Japan’s health-care system has been plagued by numerous failures since the COVID-19 pandemic hit in early 2020. With their capacity already overstretched, hospitals were often obliged to turn ambulances away, and many high-risk individuals were unable to get inpatient care. In August 2021, when the Delta variant was sweeping the country, more than 200 COVID-19 patients died at home while waiting to be hospitalized.[1] In addition, many non-COVID patients in need of urgent medical attention were unable to secure hospital beds, leading to an increase in excess deaths in the first half of 2022. What was the cause of this breakdown, and how can we prevent similar problems in the future?

Insufficient capacity is generally cited as the main cause of these breakdowns in Japan’s health-care system.
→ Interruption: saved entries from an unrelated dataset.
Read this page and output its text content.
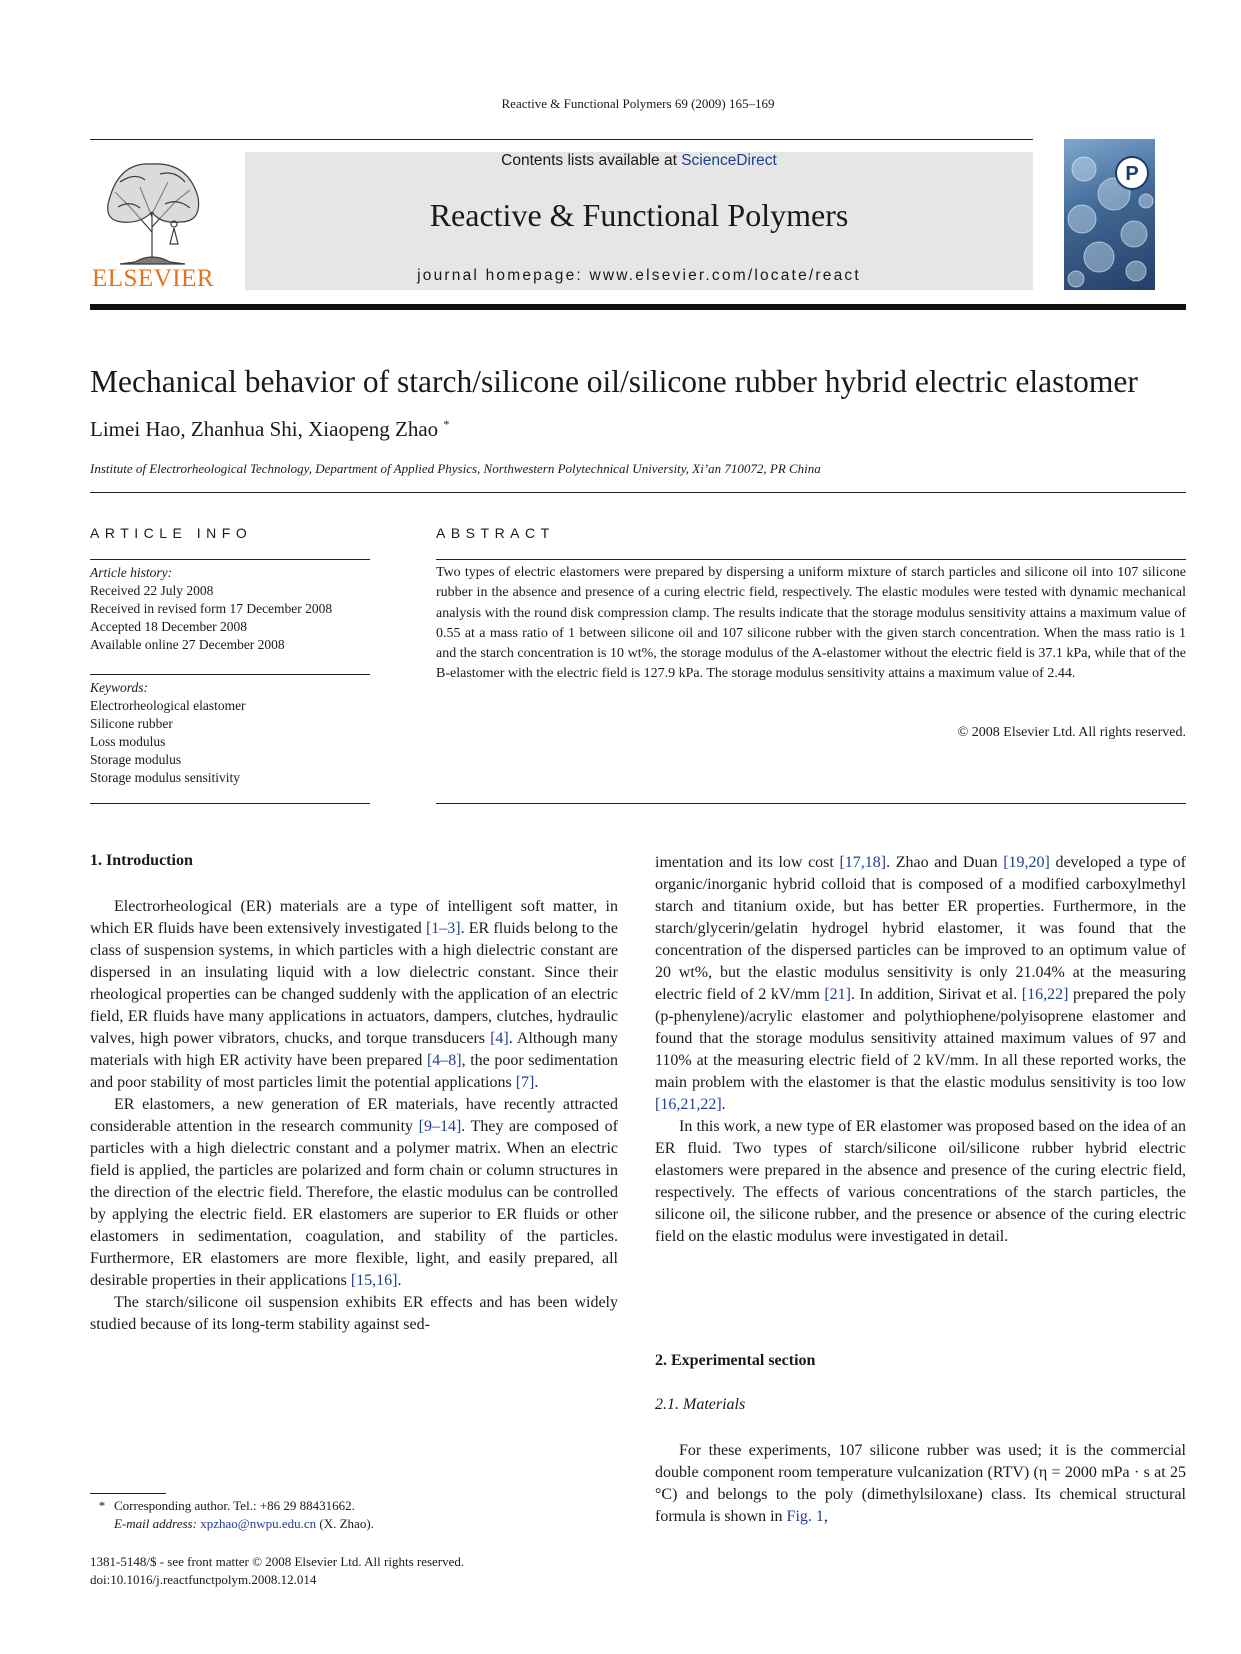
Reactive & Functional Polymers 69 (2009) 165–169
ELSEVIER
Contents lists available at ScienceDirect
Reactive & Functional Polymers
journal homepage: www.elsevier.com/locate/react
P
Mechanical behavior of starch/silicone oil/silicone rubber hybrid electric elastomer
Limei Hao, Zhanhua Shi, Xiaopeng Zhao *
Institute of Electrorheological Technology, Department of Applied Physics, Northwestern Polytechnical University, Xi’an 710072, PR China
ARTICLE INFO	ABSTRACT
Article history:
Received 22 July 2008
Received in revised form 17 December 2008
Accepted 18 December 2008
Available online 27 December 2008
Keywords:
Electrorheological elastomer
Silicone rubber
Loss modulus
Storage modulus
Storage modulus sensitivity
Two types of electric elastomers were prepared by dispersing a uniform mixture of starch particles and silicone oil into 107 silicone rubber in the absence and presence of a curing electric field, respectively. The elastic modules were tested with dynamic mechanical analysis with the round disk compression clamp. The results indicate that the storage modulus sensitivity attains a maximum value of 0.55 at a mass ratio of 1 between silicone oil and 107 silicone rubber with the given starch concentration. When the mass ratio is 1 and the starch concentration is 10 wt%, the storage modulus of the A-elastomer without the electric field is 37.1 kPa, while that of the B-elastomer with the electric field is 127.9 kPa. The storage modulus sensitivity attains a maximum value of 2.44.
© 2008 Elsevier Ltd. All rights reserved.
1. Introduction

Electrorheological (ER) materials are a type of intelligent soft matter, in which ER fluids have been extensively investigated [1–3]. ER fluids belong to the class of suspension systems, in which particles with a high dielectric constant are dispersed in an insulating liquid with a low dielectric constant. Since their rheological properties can be changed suddenly with the application of an electric field, ER fluids have many applications in actuators, dampers, clutches, hydraulic valves, high power vibrators, chucks, and torque transducers [4]. Although many materials with high ER activity have been prepared [4–8], the poor sedimentation and poor stability of most particles limit the potential applications [7].

ER elastomers, a new generation of ER materials, have recently attracted considerable attention in the research community [9–14]. They are composed of particles with a high dielectric constant and a polymer matrix. When an electric field is applied, the particles are polarized and form chain or column structures in the direction of the electric field. Therefore, the elastic modulus can be controlled by applying the electric field. ER elastomers are superior to ER fluids or other elastomers in sedimentation, coagulation, and stability of the particles. Furthermore, ER elastomers are more flexible, light, and easily prepared, all desirable properties in their applications [15,16].

The starch/silicone oil suspension exhibits ER effects and has been widely studied because of its long-term stability against sed-

imentation and its low cost [17,18]. Zhao and Duan [19,20] developed a type of organic/inorganic hybrid colloid that is composed of a modified carboxylmethyl starch and titanium oxide, but has better ER properties. Furthermore, in the starch/glycerin/gelatin hydrogel hybrid elastomer, it was found that the concentration of the dispersed particles can be improved to an optimum value of 20 wt%, but the elastic modulus sensitivity is only 21.04% at the measuring electric field of 2 kV/mm [21]. In addition, Sirivat et al. [16,22] prepared the poly (p-phenylene)/acrylic elastomer and polythiophene/polyisoprene elastomer and found that the storage modulus sensitivity attained maximum values of 97 and 110% at the measuring electric field of 2 kV/mm. In all these reported works, the main problem with the elastomer is that the elastic modulus sensitivity is too low [16,21,22].

In this work, a new type of ER elastomer was proposed based on the idea of an ER fluid. Two types of starch/silicone oil/silicone rubber hybrid electric elastomers were prepared in the absence and presence of the curing electric field, respectively. The effects of various concentrations of the starch particles, the silicone oil, the silicone rubber, and the presence or absence of the curing electric field on the elastic modulus were investigated in detail.

2. Experimental section
2.1. Materials

For these experiments, 107 silicone rubber was used; it is the commercial double component room temperature vulcanization (RTV) (η = 2000 mPa · s at 25 °C) and belongs to the poly (dimethylsiloxane) class. Its chemical structural formula is shown in Fig. 1,

* Corresponding author. Tel.: +86 29 88431662.
E-mail address: xpzhao@nwpu.edu.cn (X. Zhao).
1381-5148/$ - see front matter © 2008 Elsevier Ltd. All rights reserved.
doi:10.1016/j.reactfunctpolym.2008.12.014
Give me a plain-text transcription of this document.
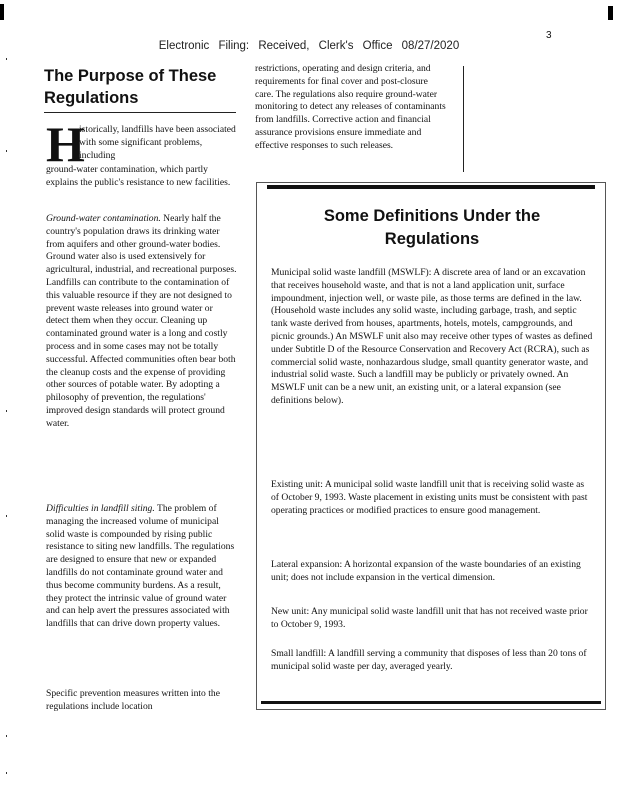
3
Electronic Filing: Received, Clerk's Office 08/27/2020
The Purpose of These Regulations
H

istorically, landfills have been associated with some significant problems, including

ground-water contamination, which partly explains the public's resistance to new facilities.

Ground-water contamination. Nearly half the country's population draws its drinking water from aquifers and other ground-water bodies. Ground water also is used extensively for agricultural, industrial, and recreational purposes. Landfills can contribute to the contamination of this valuable resource if they are not designed to prevent waste releases into ground water or detect them when they occur. Cleaning up contaminated ground water is a long and costly process and in some cases may not be totally successful. Affected communities often bear both the cleanup costs and the expense of providing other sources of potable water. By adopting a philosophy of prevention, the regulations' improved design standards will protect ground water.

Difficulties in landfill siting. The problem of managing the increased volume of municipal solid waste is compounded by rising public resistance to siting new landfills. The regulations are designed to ensure that new or expanded landfills do not contaminate ground water and thus become community burdens. As a result, they protect the intrinsic value of ground water and can help avert the pressures associated with landfills that can drive down property values.

Specific prevention measures written into the regulations include location

restrictions, operating and design criteria, and requirements for final cover and post-closure care. The regulations also require ground-water monitoring to detect any releases of contaminants from landfills. Corrective action and financial assurance provisions ensure immediate and effective responses to such releases.

Some Definitions Under the Regulations

Municipal solid waste landfill (MSWLF): A discrete area of land or an excavation that receives household waste, and that is not a land application unit, surface impoundment, injection well, or waste pile, as those terms are defined in the law. (Household waste includes any solid waste, including garbage, trash, and septic tank waste derived from houses, apartments, hotels, motels, campgrounds, and picnic grounds.) An MSWLF unit also may receive other types of wastes as defined under Subtitle D of the Resource Conservation and Recovery Act (RCRA), such as commercial solid waste, nonhazardous sludge, small quantity generator waste, and industrial solid waste. Such a landfill may be publicly or privately owned. An MSWLF unit can be a new unit, an existing unit, or a lateral expansion (see definitions below).

Existing unit: A municipal solid waste landfill unit that is receiving solid waste as of October 9, 1993. Waste placement in existing units must be consistent with past operating practices or modified practices to ensure good management.

Lateral expansion: A horizontal expansion of the waste boundaries of an existing unit; does not include expansion in the vertical dimension.

New unit: Any municipal solid waste landfill unit that has not received waste prior to October 9, 1993.

Small landfill: A landfill serving a community that disposes of less than 20 tons of municipal solid waste per day, averaged yearly.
But the problem is not a shortage of facilities. No other developed country comes close to Japan in terms of the number of acute-care hospital beds per 1,000 population.[2] Even in Tokyo, which was hit hardest by the pandemic, only 70% of the beds set aside for COVID patients were occupied when hospitalizations were at their peak.[3]

Moreover, during the peak of the pandemic, only approximately 5% of all acute-care beds nationwide (38,866 of 897,356) were used for COVID patients.[4] Patients hospitalized with COVID-19 at “advanced treatment hospitals”—university, public, and other large hospitals offering state-of-the-art medical care—amounted to at most 10% of the acute-care beds in these top-tier facilities. (At major US hospitals like Massachusetts General Hospital, the corresponding figure was typically about 25%.)

A common measure of the resilience of a society’s hospitals is surge capacity—the ability to maintain quality of care amid a sudden, unexpected increase in patient volume, such as that caused by an epidemic or other health-care crisis. Health-care systems with low surge capacity are easily overwhelmed by emergencies like the COVID pandemic. But why should this occur in Japan, where hospital beds are so plentiful?

Focus on the Medical Workforce

The pandemic revealed the inability of Japanese hospitals to handle an unusual influx of patients despite the availability of hospital beds. At the heart of the problem is a shortage of medical personnel. The ratio of hospital physicians to beds is particularly low in Japan compared with most developed countries. Britain has 108.1 hospital physicians for every 100 beds, the United States has 93.5, Germany 51.9, France 51.8, and Japan just 18.5.[5] Others have already commented on this problem and the need to address it.[6] Our study sought to clarify the quantitative relationship between the supply of hospital doctors and surge capacity.

Because COVID-19 patients are internal-medicine patients, hospitals’ internal medicine departments came under the greatest stress during the pandemic. With this in mind, we explored the relationship between the number of hospital internists and the number of internal-medicine patients admitted to hospitals. Focusing on certified teaching hospitals in three prefectures experiencing high rates of COVID-19 infection—Tokyo, Osaka, and Okinawa—we analyzed the relationship between the number of staff internists (including attending physicians and residents) and admissions of internal medicine patients brought by ambulance during the period from April 2020 to March 2021. Our data comes from the statistical tables for certified Japanese teaching hospitals carried in the December 2021 issue of the Journal of the Japanese Society of Internal Medicine (in Japanese).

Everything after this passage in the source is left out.